Junior Amea Bretz, a political science and math/economics double major, took American Politics with Professor Christenson. She outlined two important details for exams. First, “do the non-textbook readings,” Bretz said, and second, “since it’s a memorization class, for the most part … do a Quizlet stack and have the vocab down … know where everything fits in with the additional readings and also the bigger themes in the textbook.” She also noted that the online textbook had pre-made flashcards that were easy to integrate into her studies.

Bretz explained that the introductory classes in the political science department are not necessarily representative of the upper-level courses students can expect. 

“If American Politics isn’t exactly what you thought it was going to be, know that the upper levels are different, and right now, they’re trying to lay the groundwork. Then you can go into the more interesting things,” Bretz said.

History of Western Art, Architecture & Design:

Junior John Tischke, a communication design major, found that attendance was the most important factor to succeed in the introductory Art History course with Professor Wallace. The information shared in lecture was exactly what students were tested on. Tischke kept an ongoing notes document and found that exams weren’t nearly as daunting as they seemed. 
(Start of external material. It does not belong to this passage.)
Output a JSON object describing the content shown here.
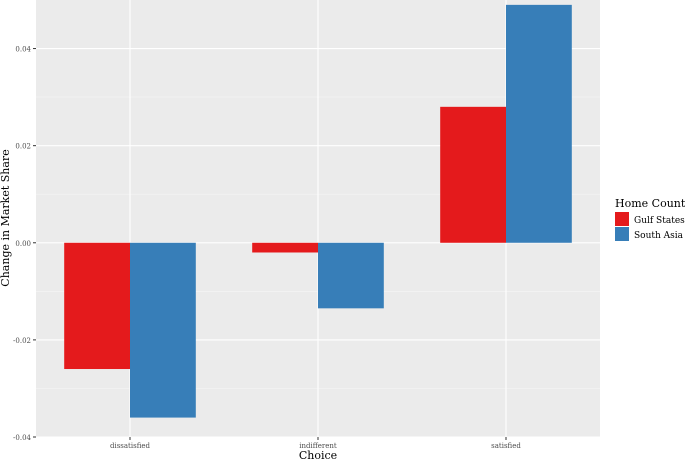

“They tell you exactly the pieces you need to know. So if you take good notes in class, you don’t need to do any outside research or even really look at the textbook all that much. It’s pretty much all gonna be given to you,” Tischke said. 

Tischke also found it helpful to seek out his TA during the larger essay assignment in the course. 

“It’s really good to go to office hours for that, not only because they help, but also I really endeared myself to the TA who’s grading my work,” Tischke said. 

Tischke recommended students look for obvious hints of information — like artist signatures — on the exams. He explained when identifying art in the midterms, “it’s not as scary because the answers are all directly in front of you.”

College Writing:

The college writing classes that most first-years take have a variety of themes and are often inconsistent from one professor to another. Junior James Richard, a political science and economics double major and linguistics minor, found that his course description had little to do with the actual class. Officially, he took “Technology and Selfhood,” with Professor Berson, but found that the professor was “mostly just teaching us how to write.” 

Richard advised “Take it seriously. I get that it’s like a writing class and everybody wrote in high school, but it’s very useful to just learn how to write and … really internalize everything that you’re learning and you will be a better writer by the end of it.”

Beyond the content of the course itself, College Writing classes are often much smaller than other introductory courses. 

“I would warn against skipping the class … It’s a smaller class … which led me to foster a pretty good relationship with Dr. Berson,” Richard said.

Introductory Courses:

While not class-specific, all of the upperclassmen emphasized the importance of attendance and office hours and noted that despite the large-lecture format, the professors are actually quite approachable. Many urged underclassmen to not be discouraged by the surface-level material being taught in their introductory classes. 

“If you think you have a strong interest in a subject but the intro class is not what you thought it would be, try to stick it out … the core classes are just giving you the machinery to understand more specific topics,” Henderson said.